Movement caught Ian’s attention. He moved back toward the opening to get a better look, hoping it was Trace coming back to collect his pack, making this whole trip for naught. His hopes were dashed when he saw it wasn’t. In fact, it wasn’t even human.
The mountain lion looked to weigh three hundred pounds if it weighed an ounce. It was sitting looking directly at the boulder, directly at the two men. Without a conscious thought, Ian’s hand slipped down to the pistol he had belted to his waist. He only realized what he was doing when he felt a strong hand seize his wrist.

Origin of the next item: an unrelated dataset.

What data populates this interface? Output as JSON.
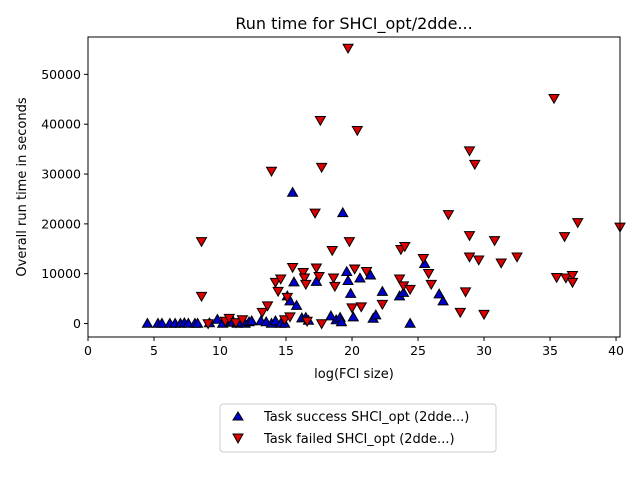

“Don’t you dare!” Lankin hissed.
With that, he pulled the hood of his shell over his head and reshouldered his pack. He stepped out into the rain causally, walking toward the big cat. Ian watched horrified as Lankin got to within just a few yards of the animal and stopped. The mountain lion could easily pounce if it so desired. At the moment it just watched as the person in front of it folded his arms across his chest and smiled off-handedly.
“Hello, Father. It’s been a bit.”
The mountain lion yawned before it laid itself down. It’s tail swished back and forth as something of an afterthought. If anything, it really didn’t seem at all interested.
“So, I’m up here looking for someone,” Lankin continued. “Someone Bast seems to think is alive, and perhaps in need of some help. Have you seen anyone like that?”
The mountain lion stood up and stretched. With another large yawn it revealed its full set of large teeth. It turned and started walking in the direction of a scree field.
“Are you coming, Deputy?” Lankin called over his shoulder as he began to walk, not bothering to see if he was being followed.